Being and Dartmouthness

There's a new feature on Facebook called Timeline that helps you assemble your life story on the Internet. I haven't switched to Timeline yet, but the tutorial page is full of slick graphics and videos with inspiring music that I have no doubt would make my own life story a lot more compelling. Displaying the story of our lives online shows that we have come a long way since the days of AOL Instant Messenger and its clunky "buddy info" and "away messages." Each month, 30 million people still log onto Instant Messenger, according to AOL. I'm not sure how they measure this exactly it's probably inflated, but even so, that number wouldn't shock me. Remember middle school? AIM was the go-to for talking to other kids, typically of the opposite sex, without being unbelievably awkward.

Remember having long online conversations with people that you could hardly even say "hi" to in the hallways the next day? I wouldn't say it was the healthiest way to learn how to interact, but considering we came of age right around the same time that the Internet became a legit thing, perhaps it was unavoidable.

My friend commented the other night that our generation is now dealing with the repercussions of our AIM upbringing, namely our aversion to connecting with other people in real life. We've progressed to more "mature" forms of online living, like email and Facebook, but the issue remains the same: Online living simply can't replace the real thing. It's hard to make this argument without sounding like a grumpy old man, but bear with me.
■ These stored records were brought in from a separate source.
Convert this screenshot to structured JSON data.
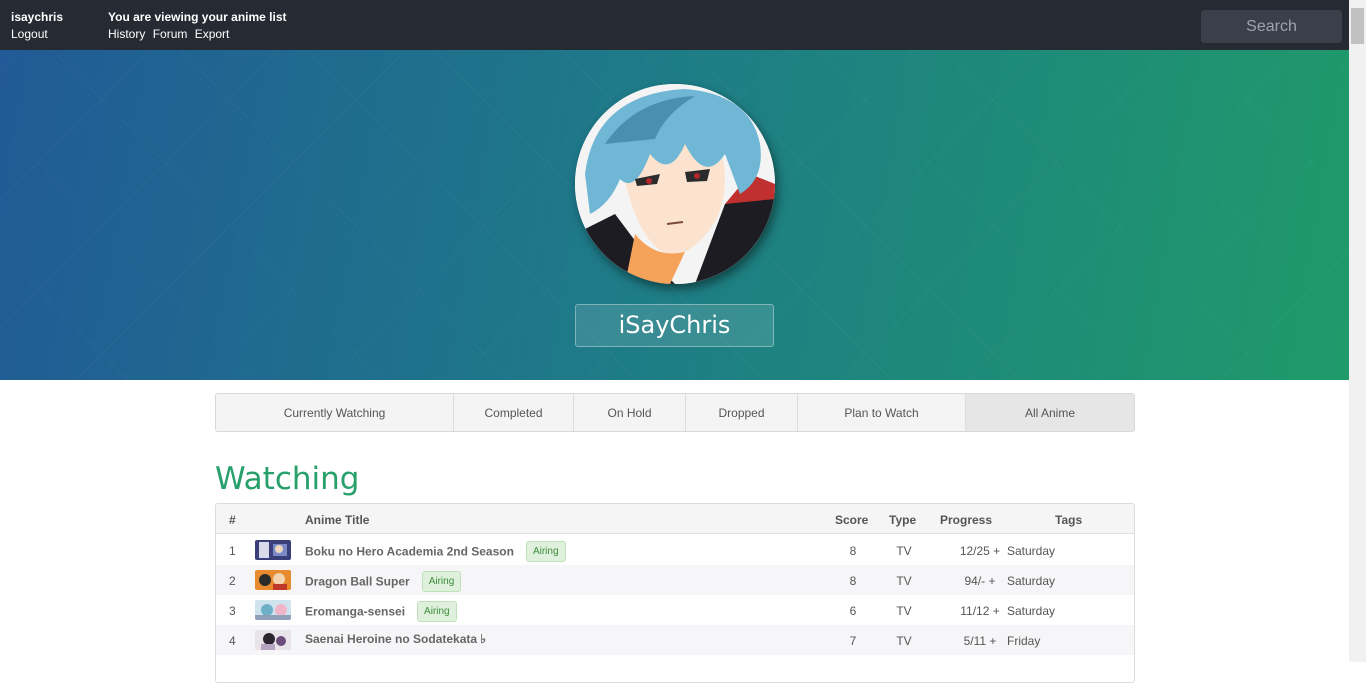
{
  "topbar": {
    "username": "isaychris",
    "logout": "Logout",
    "viewing_text": "You are viewing your anime list",
    "links": [
      "History",
      "Forum",
      "Export"
    ],
    "search_placeholder": "Search"
  },
  "profile": {
    "display_name": "iSayChris"
  },
  "tabs": [
    {
      "label": "Currently Watching"
    },
    {
      "label": "Completed"
    },
    {
      "label": "On Hold"
    },
    {
      "label": "Dropped"
    },
    {
      "label": "Plan to Watch"
    },
    {
      "label": "All Anime"
    }
  ],
  "section": {
    "title": "Watching"
  },
  "table": {
    "columns": {
      "num": "#",
      "title": "Anime Title",
      "score": "Score",
      "type": "Type",
      "progress": "Progress",
      "tags": "Tags"
    },
    "rows": [
      {
        "num": "1",
        "title": "Boku no Hero Academia 2nd Season",
        "badge": "Airing",
        "score": "8",
        "type": "TV",
        "progress": "12/25 +",
        "tags": "Saturday"
      },
      {
        "num": "2",
        "title": "Dragon Ball Super",
        "badge": "Airing",
        "score": "8",
        "type": "TV",
        "progress": "94/- +",
        "tags": "Saturday"
      },
      {
        "num": "3",
        "title": "Eromanga-sensei",
        "badge": "Airing",
        "score": "6",
        "type": "TV",
        "progress": "11/12 +",
        "tags": "Saturday"
      },
      {
        "num": "4",
        "title": "Saenai Heroine no Sodatekata ♭",
        "badge": "",
        "score": "7",
        "type": "TV",
        "progress": "5/11 +",
        "tags": "Friday"
      }
    ]
  },
  "colors": {
    "topbar_bg": "#262a33",
    "accent_green": "#27a06b",
    "badge_bg": "#dff1dc",
    "badge_text": "#3c8a3a"
  }
}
Humans are flawed beings. Unless you grew up alone in a forest, you know this by now. Not everyone knows your flaws, but people you're close to, like family members and roommates, most certainly do. When you live in close proximity with others, your flaws inevitably come to the surface, from going spazoid on your roommate for eating your last pack of Nutter Butters, to avoiding confrontation yet again with your mom over some long-held grievance.

Interacting on the web is a different story. When you respond to an email, you have time to formulate a response that shows only your best, most reasonable side. Our Facebook selves are tinged with sepia-toned memories and quotes that we carefully choose to represent some essential aspect of our being. For myself, having confidence online is easy because I am undoubtedly funnier and more insightful online than I am in person.

The best parts of a person, though, are the things that can't be scripted, the things that come out spontaneously in speech and action and catch us by surprise. So when Facebook becomes so ubiquitous in our lives that we habitually "stalk" one another's profile pages before we even meet in person, we can lose out on those moments of instinctual expression that actually say something about who we are. It sets up unrealistic expectations of ourselves and of other people. The keyboard filters our thoughts, and our Facebook pages project a sketch with only our best features. But human beings just aren't that clean. And thank God, because if we were, we'd be incredibly uninteresting.

Humans are endlessly curious about each other. It's why we watch TV shows and read books, and it's also why we scope out people's Facebook pages. The very term "Facebook stalking" displays an awareness that looking at other people's displayed lives without them knowing is a bit voyeuristic. It's not a one-way street though it's a collective act of voyeurism, of seeing others and being seen without ever knowing exactly who is watching whom.

Looking at each other on screens from the safety of our own rooms is part of the thrill, but when you think about it in the abstract, it's basically the opposite of increased human connection, which was the point of the Internet and Facebook in the first place.

With every new innovation, Facebook seems to come closer to an integrated representation of life. But it begs the question: Why do we feel a need to have such perfect visual representations of our lives in the first place?

Instead of seeing ourselves, maybe we should just be experiencing ourselves, experiencing the mystery of our being and all its spontaneous, unpredictable iterations, rather than trying to control everything so we'll look more appealing.

Facebook Timeline might seem like a gigantic leap from our AOL days, but when you take away the bells and whistles, I can't help but think that maybe we're in the same place we were 10 years ago a bunch of kids willing to write pages and pages about ourselves online, but afraid of what might come out if we actually let something loose through our real voices.